Minister of Communications Faith Muthambi has said in a column for the Daily Maverick that she is committed to pushing new laws to extend the reach of the Film and Publication Board (FPB) to include online content.
The Film and Publications Amendment Bill and the FPB’s related draft online regulation policy have been widely criticised for impinging on citizens’ constitutional rights to freedom of expression.
In 2015, the Electronic Frontier Foundation called the FPB’s draft online regulation policy Africa’s worst new Internet censorship law.
Muthambi said that as the “custodian department for communications platforms in South Africa”, their conviction has become stronger that they did the right thing by tabling the amendment to the Films and Publications Act of 1996.
Among other things, she said, it will compel all online content distributors to ensure that their content is not offensive or in violation of the country’s laws.

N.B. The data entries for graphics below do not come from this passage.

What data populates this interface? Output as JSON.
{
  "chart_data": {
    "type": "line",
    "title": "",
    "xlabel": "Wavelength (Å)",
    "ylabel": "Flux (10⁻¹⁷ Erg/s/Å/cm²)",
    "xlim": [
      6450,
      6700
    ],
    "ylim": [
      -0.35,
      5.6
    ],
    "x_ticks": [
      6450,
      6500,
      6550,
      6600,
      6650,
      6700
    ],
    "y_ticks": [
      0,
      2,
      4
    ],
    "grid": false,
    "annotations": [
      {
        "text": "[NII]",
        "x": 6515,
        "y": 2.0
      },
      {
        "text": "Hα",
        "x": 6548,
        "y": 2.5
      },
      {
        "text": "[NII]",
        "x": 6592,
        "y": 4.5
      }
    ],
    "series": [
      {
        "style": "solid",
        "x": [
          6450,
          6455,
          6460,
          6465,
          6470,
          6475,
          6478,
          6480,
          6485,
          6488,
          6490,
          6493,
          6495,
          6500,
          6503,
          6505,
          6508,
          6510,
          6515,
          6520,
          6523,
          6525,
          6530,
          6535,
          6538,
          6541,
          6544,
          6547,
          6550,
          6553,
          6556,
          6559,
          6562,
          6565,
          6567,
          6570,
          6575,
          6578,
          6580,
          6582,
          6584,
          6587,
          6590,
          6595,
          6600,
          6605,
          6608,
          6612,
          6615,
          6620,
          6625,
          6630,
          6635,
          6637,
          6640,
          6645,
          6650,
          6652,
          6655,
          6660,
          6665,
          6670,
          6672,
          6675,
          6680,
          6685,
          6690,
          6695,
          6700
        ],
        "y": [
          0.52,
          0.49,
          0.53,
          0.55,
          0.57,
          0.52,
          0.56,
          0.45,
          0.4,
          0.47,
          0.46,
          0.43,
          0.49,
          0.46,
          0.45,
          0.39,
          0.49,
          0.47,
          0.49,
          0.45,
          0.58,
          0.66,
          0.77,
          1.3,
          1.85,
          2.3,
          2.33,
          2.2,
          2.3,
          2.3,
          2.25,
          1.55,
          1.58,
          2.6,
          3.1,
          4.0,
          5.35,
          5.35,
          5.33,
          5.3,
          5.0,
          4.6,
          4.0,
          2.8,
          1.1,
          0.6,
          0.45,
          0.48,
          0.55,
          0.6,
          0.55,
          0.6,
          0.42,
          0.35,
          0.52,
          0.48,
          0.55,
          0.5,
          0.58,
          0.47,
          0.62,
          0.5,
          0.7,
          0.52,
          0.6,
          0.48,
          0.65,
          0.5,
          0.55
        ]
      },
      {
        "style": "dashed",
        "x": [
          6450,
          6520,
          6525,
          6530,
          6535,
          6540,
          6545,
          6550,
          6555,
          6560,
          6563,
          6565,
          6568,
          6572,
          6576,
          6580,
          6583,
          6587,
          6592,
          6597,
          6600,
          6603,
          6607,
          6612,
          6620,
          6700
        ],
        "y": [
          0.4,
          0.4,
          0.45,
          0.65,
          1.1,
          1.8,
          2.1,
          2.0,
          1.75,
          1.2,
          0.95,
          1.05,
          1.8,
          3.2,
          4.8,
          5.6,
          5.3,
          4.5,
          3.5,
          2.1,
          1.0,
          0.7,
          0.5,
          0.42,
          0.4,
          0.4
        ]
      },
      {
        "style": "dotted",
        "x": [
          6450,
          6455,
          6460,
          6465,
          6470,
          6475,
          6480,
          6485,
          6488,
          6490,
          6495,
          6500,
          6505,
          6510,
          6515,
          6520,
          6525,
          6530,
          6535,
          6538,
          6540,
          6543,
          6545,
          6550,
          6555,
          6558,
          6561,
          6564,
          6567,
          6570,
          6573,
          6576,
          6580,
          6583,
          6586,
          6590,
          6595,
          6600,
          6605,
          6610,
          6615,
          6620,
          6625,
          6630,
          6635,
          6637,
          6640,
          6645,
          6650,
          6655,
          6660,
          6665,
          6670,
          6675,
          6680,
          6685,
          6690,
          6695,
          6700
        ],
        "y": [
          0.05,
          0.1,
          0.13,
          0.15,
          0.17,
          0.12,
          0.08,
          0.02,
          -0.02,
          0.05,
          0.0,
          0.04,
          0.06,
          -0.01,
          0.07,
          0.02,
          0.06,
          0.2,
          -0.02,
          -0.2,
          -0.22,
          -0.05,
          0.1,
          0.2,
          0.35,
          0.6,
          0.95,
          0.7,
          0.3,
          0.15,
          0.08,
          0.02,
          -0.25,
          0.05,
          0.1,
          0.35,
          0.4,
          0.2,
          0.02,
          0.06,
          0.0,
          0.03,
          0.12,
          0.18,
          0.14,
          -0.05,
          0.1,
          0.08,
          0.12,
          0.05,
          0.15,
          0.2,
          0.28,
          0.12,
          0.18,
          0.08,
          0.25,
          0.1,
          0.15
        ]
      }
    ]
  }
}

“The eruption of racism at the beginning of this year serves as a great reminder of the power of the Internet and social media, and just how destructive that power can be in the wrong hands,” said Muthambi.
The recognition of the “maliciousness and vitriol found in many online platforms” has caused local and global publications to close their online comments sections, she said.
Muthambi said the Internet presents new and complex challenges for content classification.
“As policy makers, we need to respond appropriately to ensure that this medium is effectively regulated, in the same way that radio, television, and print media are compelled to abide by certain rules.”
Cabinet has already approved the submission of the amendment bill to Parliament, and Muthambi said the proposed changes are set to come up for discussion in February and March.